The best Ed Emshwiller’s movies

Ed Emshwiller

Ed Emshwiller

16/02/1925- 27/07/1990
Today we present the best Ed Emshwiller’s movies. If you are a great movie fan, you will surely know most of them, but we hope to discover a movie that you have not yet seen … and that you love! Let’s go there with the best Ed Emshwiller’s movies.
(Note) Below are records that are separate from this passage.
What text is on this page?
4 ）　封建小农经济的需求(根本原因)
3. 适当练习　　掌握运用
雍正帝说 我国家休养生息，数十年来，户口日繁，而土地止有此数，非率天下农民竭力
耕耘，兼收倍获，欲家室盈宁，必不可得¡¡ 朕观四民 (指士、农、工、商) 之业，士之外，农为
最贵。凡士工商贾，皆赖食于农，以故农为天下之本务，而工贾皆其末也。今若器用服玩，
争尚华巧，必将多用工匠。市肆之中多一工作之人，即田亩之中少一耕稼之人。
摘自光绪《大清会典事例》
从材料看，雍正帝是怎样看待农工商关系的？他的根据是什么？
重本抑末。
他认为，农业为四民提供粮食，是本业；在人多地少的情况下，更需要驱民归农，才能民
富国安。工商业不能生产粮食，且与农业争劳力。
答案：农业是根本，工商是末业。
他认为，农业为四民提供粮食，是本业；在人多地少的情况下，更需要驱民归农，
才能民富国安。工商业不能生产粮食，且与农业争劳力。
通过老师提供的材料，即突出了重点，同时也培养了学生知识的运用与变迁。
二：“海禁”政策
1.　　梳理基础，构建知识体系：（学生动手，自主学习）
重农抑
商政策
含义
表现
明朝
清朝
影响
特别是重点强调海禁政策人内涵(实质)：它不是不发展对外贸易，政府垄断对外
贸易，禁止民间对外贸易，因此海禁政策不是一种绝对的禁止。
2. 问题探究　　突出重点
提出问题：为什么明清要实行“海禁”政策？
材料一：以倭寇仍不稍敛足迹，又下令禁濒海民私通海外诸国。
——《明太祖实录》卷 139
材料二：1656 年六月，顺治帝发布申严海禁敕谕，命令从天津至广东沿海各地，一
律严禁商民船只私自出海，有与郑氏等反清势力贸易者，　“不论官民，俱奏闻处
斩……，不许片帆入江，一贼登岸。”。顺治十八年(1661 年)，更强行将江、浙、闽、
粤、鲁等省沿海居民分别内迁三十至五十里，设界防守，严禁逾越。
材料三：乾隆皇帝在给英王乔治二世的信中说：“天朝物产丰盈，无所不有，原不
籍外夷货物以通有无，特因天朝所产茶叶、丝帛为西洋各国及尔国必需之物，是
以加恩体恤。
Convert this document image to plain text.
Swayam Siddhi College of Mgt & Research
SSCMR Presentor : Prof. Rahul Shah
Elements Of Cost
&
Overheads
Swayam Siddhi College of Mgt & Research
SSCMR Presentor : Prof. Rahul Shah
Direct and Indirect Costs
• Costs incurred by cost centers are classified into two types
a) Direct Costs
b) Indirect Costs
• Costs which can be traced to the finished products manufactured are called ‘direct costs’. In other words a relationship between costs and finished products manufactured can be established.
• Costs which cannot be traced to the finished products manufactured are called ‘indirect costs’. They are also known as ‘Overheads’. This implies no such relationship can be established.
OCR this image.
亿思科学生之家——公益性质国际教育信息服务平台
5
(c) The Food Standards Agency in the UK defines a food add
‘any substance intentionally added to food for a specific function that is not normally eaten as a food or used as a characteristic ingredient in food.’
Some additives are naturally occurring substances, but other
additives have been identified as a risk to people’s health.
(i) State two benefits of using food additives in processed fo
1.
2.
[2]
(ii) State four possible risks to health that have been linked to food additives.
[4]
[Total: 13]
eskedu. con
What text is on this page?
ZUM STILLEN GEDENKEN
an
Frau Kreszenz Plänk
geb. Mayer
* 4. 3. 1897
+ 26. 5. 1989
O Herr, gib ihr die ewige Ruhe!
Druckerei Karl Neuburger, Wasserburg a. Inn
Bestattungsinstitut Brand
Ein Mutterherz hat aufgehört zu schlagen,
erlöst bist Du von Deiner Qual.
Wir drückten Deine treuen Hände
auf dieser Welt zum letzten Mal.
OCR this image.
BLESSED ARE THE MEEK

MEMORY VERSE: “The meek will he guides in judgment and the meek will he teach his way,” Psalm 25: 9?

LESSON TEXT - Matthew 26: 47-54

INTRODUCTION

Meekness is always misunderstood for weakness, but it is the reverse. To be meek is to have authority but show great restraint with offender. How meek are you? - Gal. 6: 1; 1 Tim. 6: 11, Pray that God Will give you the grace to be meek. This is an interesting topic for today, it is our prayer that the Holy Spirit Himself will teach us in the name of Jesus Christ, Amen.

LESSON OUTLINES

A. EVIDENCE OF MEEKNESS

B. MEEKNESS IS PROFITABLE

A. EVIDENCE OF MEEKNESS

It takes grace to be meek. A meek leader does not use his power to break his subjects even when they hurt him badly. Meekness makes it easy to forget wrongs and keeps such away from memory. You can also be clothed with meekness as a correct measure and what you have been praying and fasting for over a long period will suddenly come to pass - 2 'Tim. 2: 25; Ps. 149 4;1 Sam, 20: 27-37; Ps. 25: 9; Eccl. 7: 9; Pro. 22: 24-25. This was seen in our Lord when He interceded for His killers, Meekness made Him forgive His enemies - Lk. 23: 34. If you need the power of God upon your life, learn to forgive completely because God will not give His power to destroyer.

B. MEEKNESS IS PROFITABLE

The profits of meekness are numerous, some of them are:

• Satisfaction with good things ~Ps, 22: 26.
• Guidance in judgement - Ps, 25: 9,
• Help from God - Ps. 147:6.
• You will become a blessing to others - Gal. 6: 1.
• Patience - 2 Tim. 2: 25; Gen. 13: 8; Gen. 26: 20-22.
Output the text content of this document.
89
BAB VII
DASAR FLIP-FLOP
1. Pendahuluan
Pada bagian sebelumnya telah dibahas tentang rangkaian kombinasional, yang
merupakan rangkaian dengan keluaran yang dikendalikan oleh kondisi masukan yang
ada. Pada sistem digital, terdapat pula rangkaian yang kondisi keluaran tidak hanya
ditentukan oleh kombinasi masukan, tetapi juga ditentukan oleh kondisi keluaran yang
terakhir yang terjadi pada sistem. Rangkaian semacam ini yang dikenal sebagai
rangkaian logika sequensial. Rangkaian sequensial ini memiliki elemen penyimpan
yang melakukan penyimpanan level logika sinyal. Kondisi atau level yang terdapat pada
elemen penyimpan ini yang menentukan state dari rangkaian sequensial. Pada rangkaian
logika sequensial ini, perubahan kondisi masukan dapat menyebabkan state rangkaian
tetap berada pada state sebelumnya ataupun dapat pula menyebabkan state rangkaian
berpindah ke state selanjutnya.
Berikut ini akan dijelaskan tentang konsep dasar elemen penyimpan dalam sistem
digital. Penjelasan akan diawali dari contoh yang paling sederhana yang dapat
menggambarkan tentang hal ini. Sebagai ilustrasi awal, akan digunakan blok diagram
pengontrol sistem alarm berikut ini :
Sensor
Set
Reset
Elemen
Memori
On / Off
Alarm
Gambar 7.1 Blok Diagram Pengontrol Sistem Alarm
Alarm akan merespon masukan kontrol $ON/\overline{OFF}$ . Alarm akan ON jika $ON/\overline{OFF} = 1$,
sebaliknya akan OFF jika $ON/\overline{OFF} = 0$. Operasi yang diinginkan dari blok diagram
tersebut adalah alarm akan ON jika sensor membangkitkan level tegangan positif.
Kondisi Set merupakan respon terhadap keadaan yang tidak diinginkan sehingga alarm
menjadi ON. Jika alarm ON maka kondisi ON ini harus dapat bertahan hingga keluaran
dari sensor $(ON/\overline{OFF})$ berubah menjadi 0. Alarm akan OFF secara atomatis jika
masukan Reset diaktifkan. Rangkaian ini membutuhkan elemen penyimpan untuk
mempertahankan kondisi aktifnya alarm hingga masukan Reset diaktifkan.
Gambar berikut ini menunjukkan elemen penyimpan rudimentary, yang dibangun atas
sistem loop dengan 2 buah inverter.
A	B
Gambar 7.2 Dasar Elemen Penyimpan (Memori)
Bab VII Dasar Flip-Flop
Diaries, Notes, and Sketches

Diaries, Notes, and Sketches
7.4/10
  • Genre: Documentary
  • Release: 01/12/1969
  • Character: Self
An epic portrait of the New York avant-garde art scene of the 60s.

Lost, Lost, Lost

Lost, Lost, Lost
7.4/10
  • Genre: Documentary
  • Release: 14/09/1976
  • Character: Self
Jonas Mekas adjusts to a life in exile in New York in his autobiographical film, shot between 1949 and 1963.

Painters Painting

Painters Painting
7.5/10
Painters Painting: The New York Art Scene 1940-1970 is a 1972 documentary directed by Emile de Antonio. It covers American art movements from abstract expressionism to pop art through conversations with artists in their studios. Artists appearing in the film include Willem de Kooning, Jasper Johns, Andy Warhol, Robert Rauschenberg, Helen Frankenthaler, Frank Stella, Barnett Newman, Hans Hofmann, Jules Olitski, Philip Pavia, Larry Poons, Robert Motherwell, and Kenneth Noland.

Galaxie

Galaxie
8.4/10
  • Genre: Documentary
  • Release: 03/09/1966
  • Character: Himself
In March and April of 1966, Markopoulos created this filmic portrait of writers and artists from his New York circle, including Parker Tyler, W. H. Auden, Jasper Johns, Susan Sontag, Storm De Hirsch, Jonas Mekas, Allen Ginsberg, and George and Mike Kuchar, most observed in their homes or studios. Filmed in vibrant color, Galaxie pulses with life. It is a masterpiece of in-camera composition and editing, and stands as a vibrant response to Andy Warhol's contemporary Screen Tests.

Hallelujah the Hills

Hallelujah the Hills
6.2/10
Jack and Leo vie for the affections of Vera- who appears a little differently to each man- over the course of a series of energetic sketches, flashbacks and homages.

Family Focus

Family Focus
  • Release: 05/05/1976
  • Character: Himself
Emshwiller terms Family Focus a "family self-portrait, a stylized autobiography," which takes the form of an intimate collage of home movies, black-and-white videotape and photographs that have been colorized, synthesized or otherwise visually transformed in an electronic mediation by the artist. The viewer is witness to the spontaneous activities and conversations of the family's quotidian home life, which is accompanied by Carol Emshwiller's ironic, often poetic commentary. In one sequence of home movies, the children are seen "growing" over a span of twenty years. Using the video camera as a kind of psychological mirror, Emshwiller integrates video's intimacy, reflexivity and realism with its "unreal" technological manipulations to form what the artist describes as a "documentary/video art transformation of self-revealing images."